Did you know that Washington is home to a whopping 124 state parks? There are 17 of them located in the Seattle-Tacoma region alone. All Washington state parks will offer free access on June 11, 12, and 19, but to help you decide which one to visit, we narrowed it down to our top ten favorites. The majority of our picks are no more than a two-hour drive from Seattle, so you can easily make a day trip out of it.
Whether you’re interested in hiking with your dog, bird watching, kayaking, or just getting some quiet time in nature away from the city, there’s something on this list for you. Lace up your hiking shoes, pack your water bottle, and leave your Discover Pass at home—this adventure is free.
1. Bridle Trails State Park
A mere 20 minutes of driving from Seattle, Bridle Trails is a day-use park with 28 miles of trails spread out over 489 acres. Hikers and leashed dogs are welcome (although there are no bike trails or camping), but the main attraction is its extensive horse trails, horse shows, and other equestrian-related events. BYOH (bring your own horse).

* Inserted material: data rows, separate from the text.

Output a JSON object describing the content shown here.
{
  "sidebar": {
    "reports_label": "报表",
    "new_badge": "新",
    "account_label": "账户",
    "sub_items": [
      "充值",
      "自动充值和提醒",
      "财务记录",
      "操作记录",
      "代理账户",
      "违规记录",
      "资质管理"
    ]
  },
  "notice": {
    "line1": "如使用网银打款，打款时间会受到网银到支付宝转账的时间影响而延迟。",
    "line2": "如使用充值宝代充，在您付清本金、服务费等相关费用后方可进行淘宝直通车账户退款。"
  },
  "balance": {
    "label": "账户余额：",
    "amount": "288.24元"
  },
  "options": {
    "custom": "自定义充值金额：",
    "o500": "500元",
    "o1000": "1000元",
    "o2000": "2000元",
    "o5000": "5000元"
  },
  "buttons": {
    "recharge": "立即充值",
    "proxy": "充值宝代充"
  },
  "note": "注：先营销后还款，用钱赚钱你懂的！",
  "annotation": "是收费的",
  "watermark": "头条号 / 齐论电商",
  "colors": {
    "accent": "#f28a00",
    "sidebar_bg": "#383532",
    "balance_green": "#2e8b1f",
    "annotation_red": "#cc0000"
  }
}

2. Lake Sammamish State Park
You only have to drive about half an hour from Seattle to enjoy a leisurely beach day at Lake Sammamish State Park. This park has something for everyone: two lakefront beaches, hiking trails, kayak rentals, a playground, and plenty of opportunities for bird watching (keep an eye out for great blue herons). The area is also steeped in some interesting history. The lakefront carries cultural significance as a gathering place for at least four Native American tribes, and if you’re a true crime buff then you may already know about the park’s association with the serial killer Ted Bundy.
3. Squak Mountain
If you’re looking for a variety of hiking options about 20 to 30 minutes from Seattle, Squak Mountain has miles of walking and horse trails catering to all abilities. Enjoy the sound of burbling creeks, follow the Bullitt Fireplace Trail to see the remains of the 1952 Bullitt House’s stone fireplace, and—if you’re feeling ambitious—reach the summit of Squak Mountain at 2,024 feet to take in a peek-a-boo view of the Seattle skyline.

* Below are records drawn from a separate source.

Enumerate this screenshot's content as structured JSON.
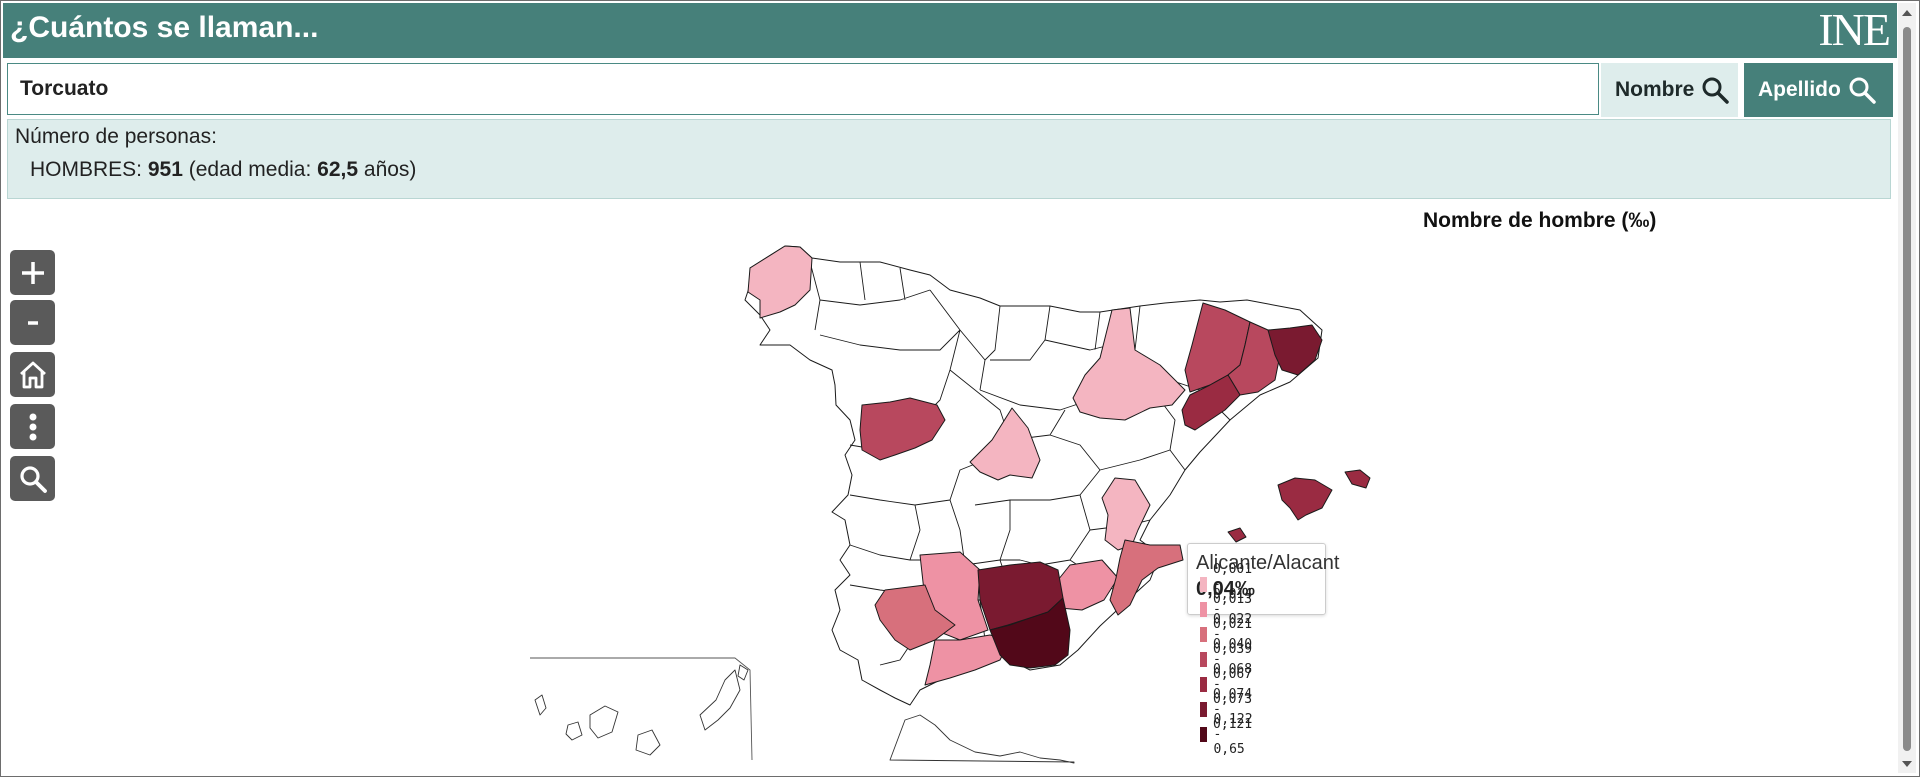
{
  "header": {
    "title": "¿Cuántos se llaman...",
    "logo_text": "INE"
  },
  "search": {
    "value": "Torcuato",
    "nombre_label": "Nombre",
    "apellido_label": "Apellido"
  },
  "result": {
    "count_label": "Número de personas:",
    "gender_label": "HOMBRES:",
    "count": "951",
    "age_prefix": "(edad media:",
    "age": "62,5",
    "age_suffix": "años)"
  },
  "map": {
    "title": "Nombre de hombre (‰)",
    "controls": [
      "zoom-in",
      "zoom-out",
      "home",
      "more",
      "search"
    ],
    "tooltip": {
      "place": "Alicante/Alacant",
      "value": "0,04‰"
    },
    "legend": [
      {
        "label": "0,001 - 0,013",
        "color": "#f4b5c1"
      },
      {
        "label": "0,014 - 0,021",
        "color": "#ee92a4"
      },
      {
        "label": "0,022 - 0,039",
        "color": "#d7707c"
      },
      {
        "label": "0,040 - 0,067",
        "color": "#b8485e"
      },
      {
        "label": "0,068 - 0,073",
        "color": "#9a2b42"
      },
      {
        "label": "0,074 - 0,121",
        "color": "#7a1a30"
      },
      {
        "label": "0,122 - 0,65",
        "color": "#520819"
      }
    ]
  },
  "colors": {
    "header": "#46807a",
    "panel": "#deedec"
  }
}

4. Saint Edward State Park
An excellent spot for picnics, kayaking, and kid-friendly fun, Saint Edward State Park is a 326-acre day-use park with 3,000 feet of freshwater shoreline on Lake Washington (about a 30 minute drive from Seattle). Take advantage of the park’s picnic tables, playground equipment, and verdant hiking trails.
5. Tiger Mountain State Forest
This 13,745-acre forest is a mere 30-minute drive from Seattle and has plenty to offer. You can use its trails for mountain biking and horseback riding in addition to hiking. Some even go there for paragliding and hang gliding. You can choose from many different trails depending on what kind of hike you’re looking for; just be sure to appreciate the spring wildflowers that are currently in bloom.
6. Olallie State Park
You can drive 40 minutes east of Seattle to find this state park that offers six miles of moderate hiking trails as well as opportunities for rock climbing, mountain biking, and fishing. Most of all, however, the park is known for its several waterfalls, including the popular Twin Falls.
7. Dash Point State Park
Located between Seattle and Tacoma, this state park is worth the one hour drive from the former if you’re a water lover. In addition to its hiking and biking trails, you’ll find a beach that provides plenty of fun for kids, anglers, and skim boarders.

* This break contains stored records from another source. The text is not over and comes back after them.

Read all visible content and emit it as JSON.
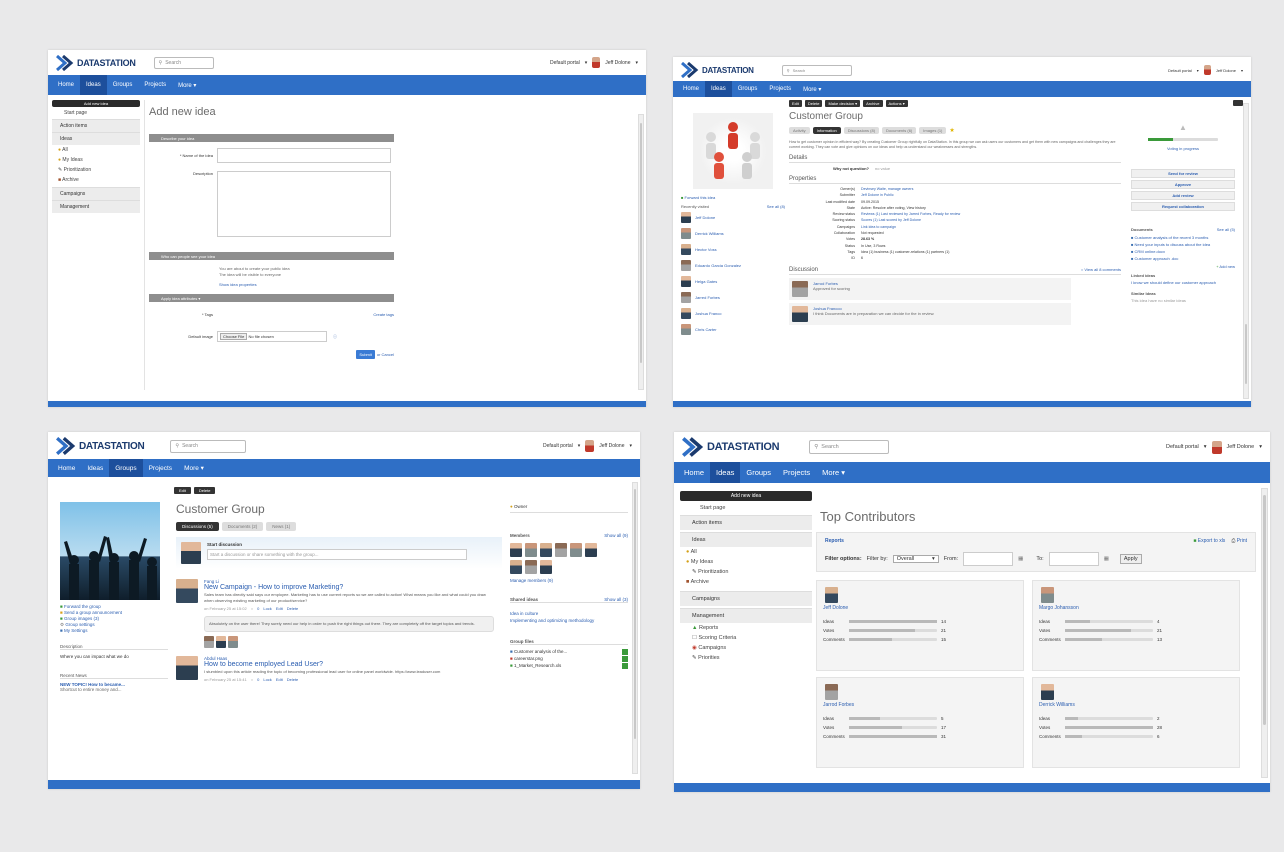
{
  "brand": {
    "name": "DATASTATION",
    "accent": "#2f6fc6",
    "dark_nav": "#1d4f9c"
  },
  "common": {
    "search_placeholder": "Search",
    "portal": "Default portal",
    "user": "Jeff Dolone",
    "nav": [
      "Home",
      "Ideas",
      "Groups",
      "Projects",
      "More ▾"
    ]
  },
  "s1": {
    "sidebar": {
      "add_button": "Add new idea",
      "items": [
        "Start page",
        "Action items",
        "Ideas",
        "All",
        "My Ideas",
        "Prioritization",
        "Archive",
        "Campaigns",
        "Management"
      ]
    },
    "title": "Add new idea",
    "section_describe": "Describe your idea",
    "name_label": "* Name of the idea",
    "description_label": "Description",
    "section_people": "Who can people see your idea",
    "visibility_lines": [
      "You are about to create your public idea",
      "The idea will be visible to everyone",
      "Show idea properties"
    ],
    "section_apply": "Apply idea attributes ▾",
    "tags_label": "* Tags",
    "tags_link": "Create tags",
    "default_image_label": "Default image",
    "file_button": "Choose File",
    "file_status": "No file chosen",
    "submit": "Submit",
    "cancel": "or Cancel"
  },
  "s2": {
    "toolbar": [
      "Edit",
      "Delete",
      "Make decision ▾",
      "Archive",
      "Actions ▾"
    ],
    "title": "Customer Group",
    "tabs": [
      "Activity",
      "Information",
      "Discussions (8)",
      "Documents (6)",
      "Images (1)"
    ],
    "description": "How to get customer opinion in efficient way? By creating Customer Group rightfully on DataStation. In this group we can ask users our customers and get them with new campaigns and challenges they are current working. They can vote and give opinions on our ideas and help us understand our weaknesses and strengths.",
    "left": {
      "forward": "Forward this idea",
      "recently": "Recently visited",
      "see_all": "See all (8)",
      "people": [
        "Jeff Dolone",
        "Derrick Williams",
        "Hector Voss",
        "Eduardo Garcia Gonzalez",
        "Helga Gates",
        "Jarred Forbes",
        "Joshua Franco",
        "Chris Carter"
      ]
    },
    "sections": {
      "details": "Details",
      "properties": "Properties",
      "discussion": "Discussion",
      "view_all": "View all 8 comments"
    },
    "details_row": {
      "label": "Why not question?",
      "value": "no value"
    },
    "props": [
      {
        "k": "Owner(s)",
        "v": "Devinsey Waite, manage owners"
      },
      {
        "k": "Submitter",
        "v": "Jeff Dolone in Public"
      },
      {
        "k": "Last modified date",
        "v": "09.09.2015"
      },
      {
        "k": "State",
        "v": "Active: Resolve after voting, View history"
      },
      {
        "k": "Review status",
        "v": "Reviews (1) Last reviewed by Jarred Forbes, Ready for review"
      },
      {
        "k": "Scoring status",
        "v": "Scores (1) Last scored by Jeff Dolone"
      },
      {
        "k": "Campaigns",
        "v": "Link idea to campaign"
      },
      {
        "k": "Collaboration",
        "v": "Not requested"
      },
      {
        "k": "Votes",
        "v": "28.63 %"
      },
      {
        "k": "Status",
        "v": "In Use, 3 Rows"
      },
      {
        "k": "Tags",
        "v": "Idea (1)  business (1)  customer-relations (1)  partners (1)"
      },
      {
        "k": "ID",
        "v": "6"
      }
    ],
    "comments": [
      {
        "name": "Jarrod Forbes",
        "text": "Approved for scoring"
      },
      {
        "name": "Joshua Francoo",
        "text": "I think Documents are in preparation we can decide for the in review."
      }
    ],
    "right": {
      "progress_label": "Voting in progress",
      "buttons": [
        "Send for review",
        "Approve",
        "Add review",
        "Request collaboration"
      ],
      "documents_title": "Documents",
      "documents": [
        "Customer analysis of the recent 3 months",
        "Need your inputs to discuss about the idea",
        "CRM online.docx",
        "Customer approach .doc"
      ],
      "add_new": "Add new",
      "links_title": "Linked ideas",
      "links_item": "I know we should define our customer approach",
      "similar_title": "Similar Ideas",
      "similar_text": "This idea have no similar ideas",
      "see_all": "See all (5)",
      "progress": 0.35
    }
  },
  "s3": {
    "toolbar": [
      "Edit",
      "Delete"
    ],
    "title": "Customer Group",
    "tabs": [
      "Discussions (5)",
      "Documents (2)",
      "News (1)"
    ],
    "start_label": "Start discussion",
    "start_placeholder": "Start a discussion or share something with the group...",
    "left": {
      "links": [
        "Forward the group",
        "Send a group announcement",
        "Group images (3)",
        "Group settings",
        "My Settings"
      ],
      "description_title": "Description",
      "description_text": "Where you can impact what we do",
      "recent_title": "Recent News",
      "recent_link": "NEW TOPIC! How to became...",
      "recent_text": "Shortcut to entire money and..."
    },
    "posts": [
      {
        "author": "Fang Li",
        "title": "New Campaign - How to improve Marketing?",
        "body": "Sales team has directly said says our employee. Marketing has to use current reports so we are called to action! What means you like and what could you draw when observing existing marketing of our product/service?",
        "meta": "on February 25 at 15:02",
        "actions": [
          "0",
          "Lock",
          "Edit",
          "Delete"
        ],
        "reply": "Absolutely on the user there! They surely need our help in order to push the right things out there. They are completely off the target topics and trends."
      },
      {
        "author": "Abdul Haas",
        "title": "How to become employed Lead User?",
        "body": "I stumbled upon this article reading the topic of becoming professional lead user for online panel worldwide. https://www.leaduser.com",
        "meta": "on February 25 at 15:41",
        "actions": [
          "0",
          "Lock",
          "Edit",
          "Delete"
        ]
      }
    ],
    "right": {
      "owner": "Owner",
      "members_title": "Members",
      "members_all": "Show all (9)",
      "manage": "Manage members (9)",
      "shared_title": "Shared ideas",
      "shared_all": "Show all (3)",
      "shared": [
        "Idea in culture",
        "Implementing and optimizing methodology"
      ],
      "files_title": "Group files",
      "files": [
        "Customer analysis of the...",
        "careerstar.png",
        "1_Market_Research.xls"
      ]
    }
  },
  "s4": {
    "sidebar": {
      "add_button": "Add new idea",
      "items": [
        "Start page",
        "Action items",
        "Ideas",
        "All",
        "My Ideas",
        "Prioritization",
        "Archive",
        "Campaigns",
        "Management"
      ],
      "sub": [
        "Reports",
        "Scoring Criteria",
        "Campaigns",
        "Priorities"
      ]
    },
    "title": "Top Contributors",
    "reports": "Reports",
    "export": "Export to xls",
    "print": "Print",
    "filter_label": "Filter options:",
    "filter_by_label": "Filter by:",
    "filter_by_value": "Overall",
    "from_label": "From:",
    "to_label": "To:",
    "apply": "Apply",
    "metric_labels": [
      "Ideas",
      "Votes",
      "Comments"
    ],
    "cards": [
      {
        "name": "Jeff Dolone",
        "ideas": 14,
        "votes": 21,
        "comments": 15
      },
      {
        "name": "Margo Johansson",
        "ideas": 4,
        "votes": 21,
        "comments": 13
      },
      {
        "name": "Jarrod Forbes",
        "ideas": 5,
        "votes": 17,
        "comments": 31
      },
      {
        "name": "Derrick Williams",
        "ideas": 2,
        "votes": 28,
        "comments": 6
      }
    ]
  }
}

8. Blake Island Marine State Park
Accessible only by boat, this state park is the place to go if you really want to get away from it all. It offers quiet hiking trails and beaches featuring views of the city and Mt. Rainier. If you don’t have your own boat, you can easily take a ferry from the Seattle waterfront.
9. Kopachuck State Park
About an hour and a half from Seattle, Kopachuck is a 280-acre marine park with more than 5,000 feet of saltwater shoreline on Henderson Bay. Here you can enjoy views of the Olympic Mountains and Puget Sound. Feeling adventurous? You can take a boat or kayak a half mile out to Cutts Island (also known as Deadman’s Island).
10. Palouse Falls State Park
This 100-acre park is worth the four-hour drive from Seattle thanks to its dramatic canyon views and unique geology. The park’s 200-feet Palouse Falls—a remnant of the Ice Age—was named Washington’s state waterfall in 2014. Viewing this waterfall is on many Washington residents’ bucket list.
This is by no means an exhaustive list of all the state parks in Washington. There are over a hundred more to choose from while making your Earth Day plans! For example, there are over a dozen seaside parks along the Pacific coastline as well as several stunning parks scattered throughout the Olympic Peninsula if you don’t mind the drive. You can find a full list of Washington state parks here.
If one day is not enough for you, consider purchasing a Discover Pass for year-round park access. And most importantly, remember to bring plenty of water, leash and clean up after your pets, and leave no trace. Happy Earth Day!